Cott Corp.’s shareholders might want to give up on waiting for this stock to pop. The maker of private-label soft drinks, whose stock had surged from about $1 (U.S.) five years ago to well above $11 by last April, is facing two daunting challenges: a slump in demand for soft drinks, and fierce price competition from name brands that have traditionally been far more expensive.
The company looks to be considering all options, including a possible sale, but there are no obvious buyers that might rescue Cott and its stock. Beyond a miraculous change of fortunes over the long term, the best an investor might hope for is that Cott continues to generate substantial free cash flow and distributes much of that money to shareholders. “They have their work cut out to turn around the business,” said Svetlana Uduslivaia, senior analyst for market researcher Euromonitor International. The private label soft drinks business, where the company excels, is “not expected to recover.”
Cott has always been a solid manufacturer of beverages that sell under generic or store-brand labels. Shareholders have been burned in the past by various strategic and accounting missteps, but in 2009, the stock spiked on a cost-cutting and debt-reduction effort. Its products attracted value-conscious consumers in tough economic times. Over the past five years, it has held its ground against colossal competitors – Coca-Cola Co. and PepsiCo Inc.
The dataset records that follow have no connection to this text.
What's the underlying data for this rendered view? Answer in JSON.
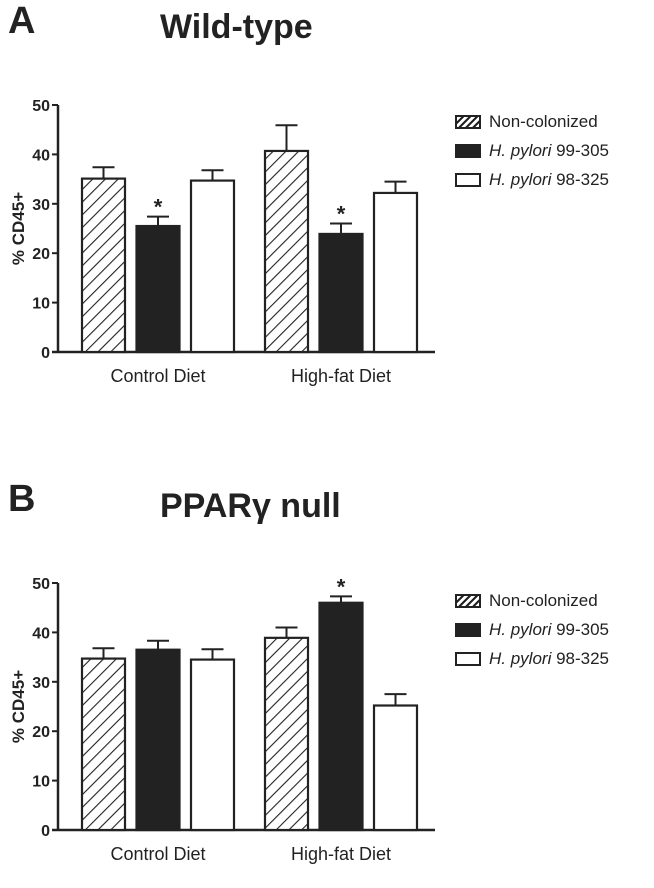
{
  "chart_data": [
    {
      "type": "bar",
      "panel_letter": "A",
      "title": "Wild-type",
      "ylabel": "% CD45+",
      "ylim": [
        0,
        50
      ],
      "yticks": [
        "0",
        "10",
        "20",
        "30",
        "40",
        "50"
      ],
      "categories": [
        "Control Diet",
        "High-fat Diet"
      ],
      "series": [
        {
          "name": "Non-colonized",
          "name_italic": "",
          "name_rest": "Non-colonized",
          "fill": "hatch",
          "values": [
            35.1,
            40.7
          ],
          "error": [
            2.3,
            5.2
          ],
          "significant": [
            false,
            false
          ]
        },
        {
          "name": "H. pylori 99-305",
          "name_italic": "H. pylori",
          "name_rest": " 99-305",
          "fill": "#222222",
          "values": [
            25.5,
            23.9
          ],
          "error": [
            1.9,
            2.1
          ],
          "significant": [
            true,
            true
          ]
        },
        {
          "name": "H. pylori 98-325",
          "name_italic": "H. pylori",
          "name_rest": " 98-325",
          "fill": "#ffffff",
          "values": [
            34.7,
            32.2
          ],
          "error": [
            2.1,
            2.3
          ],
          "significant": [
            false,
            false
          ]
        }
      ],
      "significance_marker": "*",
      "legend": "right"
    },
    {
      "type": "bar",
      "panel_letter": "B",
      "title": "PPARγ null",
      "ylabel": "% CD45+",
      "ylim": [
        0,
        50
      ],
      "yticks": [
        "0",
        "10",
        "20",
        "30",
        "40",
        "50"
      ],
      "categories": [
        "Control Diet",
        "High-fat Diet"
      ],
      "series": [
        {
          "name": "Non-colonized",
          "name_italic": "",
          "name_rest": "Non-colonized",
          "fill": "hatch",
          "values": [
            34.7,
            38.9
          ],
          "error": [
            2.1,
            2.1
          ],
          "significant": [
            false,
            false
          ]
        },
        {
          "name": "H. pylori 99-305",
          "name_italic": "H. pylori",
          "name_rest": " 99-305",
          "fill": "#222222",
          "values": [
            36.5,
            46.0
          ],
          "error": [
            1.8,
            1.3
          ],
          "significant": [
            false,
            true
          ]
        },
        {
          "name": "H. pylori 98-325",
          "name_italic": "H. pylori",
          "name_rest": " 98-325",
          "fill": "#ffffff",
          "values": [
            34.5,
            25.2
          ],
          "error": [
            2.1,
            2.3
          ],
          "significant": [
            false,
            false
          ]
        }
      ],
      "significance_marker": "*",
      "legend": "right"
    }
  ]
}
That is changing now that North American consumer preferences have shifted in favour of healthier beverages. As total soft drink industry sales continue to fall by almost 4 per cent annually, all pop makers have been pinched. But unlike Cott, Coke and Pepsi have strong retail brands and the flexibility to cut prices to support sales volumes. They have been aggressively discounting, even sometimes undercutting private-label soft drinks at major chains like Target and Wal-Mart.
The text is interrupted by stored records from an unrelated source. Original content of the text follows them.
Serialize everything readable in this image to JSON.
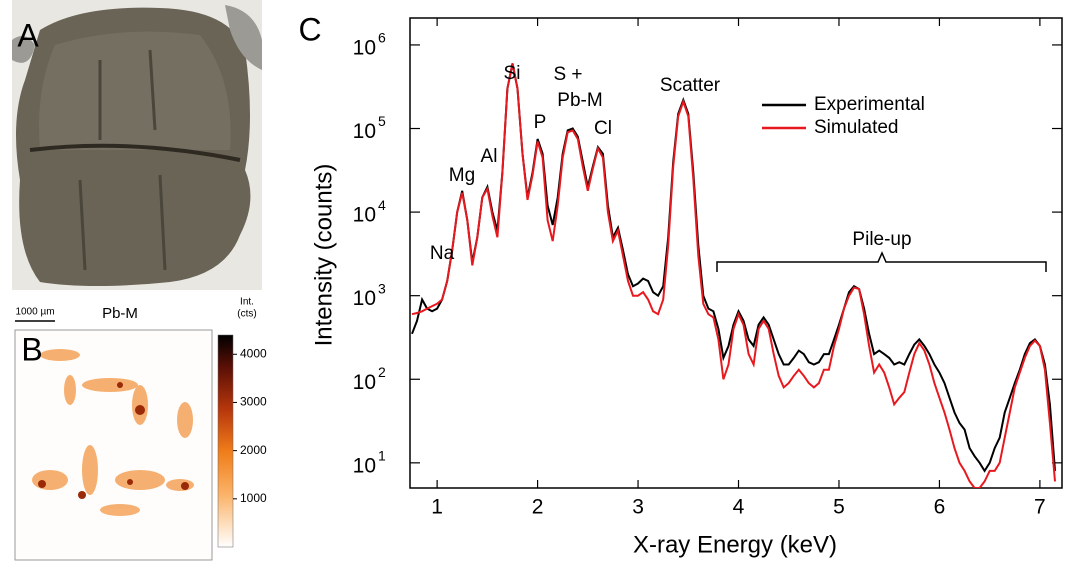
{
  "panel_labels": [
    "A",
    "B",
    "C"
  ],
  "map_b": {
    "title": "Pb-M",
    "scale_bar": "1000 µm",
    "colorbar_label": [
      "Int.",
      "(cts)"
    ],
    "clim": [
      0,
      4400
    ],
    "cticks": [
      1000,
      2000,
      3000,
      4000
    ]
  },
  "chart_data": {
    "type": "line",
    "xlabel": "X-ray Energy (keV)",
    "ylabel": "Intensity (counts)",
    "log_y": true,
    "legend": "upper right",
    "xlim": [
      0.73,
      7.22
    ],
    "xticks": [
      1,
      2,
      3,
      4,
      5,
      6,
      7
    ],
    "ylim": [
      5,
      2100000
    ],
    "yticks": [
      {
        "value": 10,
        "label": "10",
        "exponent": "1"
      },
      {
        "value": 100,
        "label": "10",
        "exponent": "2"
      },
      {
        "value": 1000,
        "label": "10",
        "exponent": "3"
      },
      {
        "value": 10000,
        "label": "10",
        "exponent": "4"
      },
      {
        "value": 100000,
        "label": "10",
        "exponent": "5"
      },
      {
        "value": 1000000,
        "label": "10",
        "exponent": "6"
      }
    ],
    "annotations": [
      "Na",
      "Mg",
      "Al",
      "Si",
      "P",
      "S +",
      "Pb-M",
      "Cl",
      "Scatter",
      "Pile-up"
    ],
    "x": [
      0.75,
      0.8,
      0.85,
      0.9,
      0.95,
      1.0,
      1.05,
      1.1,
      1.15,
      1.2,
      1.25,
      1.3,
      1.35,
      1.4,
      1.45,
      1.5,
      1.55,
      1.6,
      1.65,
      1.7,
      1.75,
      1.8,
      1.85,
      1.9,
      1.95,
      2.0,
      2.05,
      2.1,
      2.15,
      2.2,
      2.25,
      2.3,
      2.35,
      2.4,
      2.45,
      2.5,
      2.55,
      2.6,
      2.65,
      2.7,
      2.75,
      2.8,
      2.85,
      2.9,
      2.95,
      3.0,
      3.05,
      3.1,
      3.15,
      3.2,
      3.25,
      3.3,
      3.35,
      3.4,
      3.45,
      3.5,
      3.55,
      3.6,
      3.65,
      3.7,
      3.75,
      3.8,
      3.85,
      3.9,
      3.95,
      4.0,
      4.05,
      4.1,
      4.15,
      4.2,
      4.25,
      4.3,
      4.35,
      4.4,
      4.45,
      4.5,
      4.55,
      4.6,
      4.65,
      4.7,
      4.75,
      4.8,
      4.85,
      4.9,
      4.95,
      5.0,
      5.05,
      5.1,
      5.15,
      5.2,
      5.25,
      5.3,
      5.35,
      5.4,
      5.45,
      5.5,
      5.55,
      5.6,
      5.65,
      5.7,
      5.75,
      5.8,
      5.85,
      5.9,
      5.95,
      6.0,
      6.05,
      6.1,
      6.15,
      6.2,
      6.25,
      6.3,
      6.35,
      6.4,
      6.45,
      6.5,
      6.55,
      6.6,
      6.65,
      6.7,
      6.75,
      6.8,
      6.85,
      6.9,
      6.95,
      7.0,
      7.05,
      7.1,
      7.15
    ],
    "series": [
      {
        "name": "Experimental",
        "color": "#000000",
        "values": [
          350,
          500,
          900,
          700,
          650,
          700,
          900,
          1500,
          3500,
          10000,
          18000,
          8000,
          2500,
          5000,
          15000,
          20000,
          10000,
          6000,
          30000,
          300000,
          600000,
          300000,
          50000,
          15000,
          30000,
          75000,
          50000,
          12000,
          7000,
          15000,
          50000,
          95000,
          100000,
          80000,
          40000,
          20000,
          35000,
          60000,
          50000,
          12000,
          5000,
          6500,
          3500,
          1800,
          1300,
          1400,
          1600,
          1500,
          1100,
          1000,
          1300,
          5000,
          40000,
          150000,
          220000,
          150000,
          30000,
          4000,
          1000,
          700,
          650,
          400,
          180,
          250,
          450,
          650,
          500,
          300,
          250,
          450,
          550,
          450,
          300,
          200,
          150,
          150,
          180,
          220,
          200,
          160,
          150,
          160,
          200,
          200,
          300,
          450,
          700,
          1100,
          1300,
          1200,
          700,
          350,
          200,
          220,
          200,
          180,
          150,
          160,
          150,
          200,
          260,
          300,
          250,
          200,
          150,
          120,
          90,
          60,
          40,
          30,
          25,
          15,
          12,
          10,
          8,
          10,
          15,
          20,
          40,
          60,
          90,
          130,
          200,
          270,
          300,
          250,
          150,
          50,
          8
        ]
      },
      {
        "name": "Simulated",
        "color": "#e8191e",
        "values": [
          600,
          620,
          650,
          700,
          750,
          800,
          900,
          1500,
          3500,
          10000,
          17000,
          8000,
          2300,
          5000,
          15000,
          19000,
          9000,
          5000,
          30000,
          300000,
          600000,
          300000,
          50000,
          14000,
          28000,
          70000,
          45000,
          8000,
          4500,
          12000,
          45000,
          90000,
          95000,
          75000,
          35000,
          18000,
          33000,
          58000,
          45000,
          10000,
          4500,
          6000,
          3000,
          1500,
          1000,
          1000,
          1100,
          900,
          650,
          600,
          900,
          4000,
          35000,
          140000,
          210000,
          140000,
          25000,
          3000,
          800,
          600,
          550,
          300,
          100,
          150,
          400,
          600,
          450,
          200,
          150,
          400,
          500,
          400,
          200,
          110,
          80,
          90,
          110,
          130,
          110,
          90,
          80,
          90,
          130,
          130,
          250,
          400,
          700,
          1000,
          1250,
          1200,
          600,
          250,
          120,
          150,
          120,
          80,
          50,
          60,
          70,
          120,
          200,
          270,
          220,
          150,
          90,
          60,
          40,
          25,
          15,
          10,
          8,
          6,
          5,
          5,
          6,
          8,
          8,
          10,
          20,
          40,
          80,
          120,
          180,
          250,
          290,
          250,
          130,
          30,
          6
        ]
      }
    ]
  }
}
The industry is “further degenerating into irrational pricing,” CIBC World Markets analyst Perry Caicco said in a recent note, downgrading Cott to a “sector performer” and cutting his target share price $9 from $10. “It is safe to assume that the soft drink business is not going to recover.”
Analysts who cover the stock have an average price target of $9.50, according to Bloomberg. The stock closed on Thursday at $8.12, 28-per-cent lower than its 52-week high.
For Pepsi and Coke, the market is inhospitable; for Cott, it’s outright hostile. There are few incentives for consumers to buy private label soft drinks unless they are markedly cheaper than national brands.
“The company is dependent on private label contracts and has zero pricing power,” said Barry Schwartz, vice-president of Baskin Financial Services. “Nobody walks into a restaurant demanding a private-label soda.”
Cott also makes other beverages in markets where there is still growth: energy drinks, juices, bottled water and ready-to-drink teas. But Ms. Uduslivaia points out: “These are also the categories where there is a lot of competition from other manufacturers who have a much stronger grip on the market.”
Nestlé dominates the bottled water market. “Coke and Pepsi bottle water on their soft drink lines, and profitability is not great,” Mr. Caicco said. “For Cott, its minimal and declining water business is done at almost no margin.”
CIBC forecasts that Cott’s sales volume of carbonated soft drinks in North America will decline 8.5 per cent this fiscal year and “stay negative thereafter.” Amid such a bleak outlook, the company said in February it was “evaluating certain strategic alternatives,” which many took to mean Cott had put itself up for sale. That’s unlikely to happen, Mr. Caicco said. “This is not because Cott would not accept a bid for the company, but more likely because there are no apparent buyers.”
Instead, he sees the company continuing to control costs in order to generate cash. Cott posted $100-million in free cash flow last year, and could match that figure next year, “if there is any easing in the soft drink market,” he said. Combined with refinancing some debt later this year, Cott could, in fiscal 2015, “begin to return some serious cash to shareholders.” While the company now pays out 30 per cent of its free cash flow to shareholders, that could increase to greater than 50 per cent, he said.
But that’s just one potential bright spot for a struggling company in a declining market, and the eventual reward to shareholders is still contingent on the market improving and Cott cutting capacity, he said.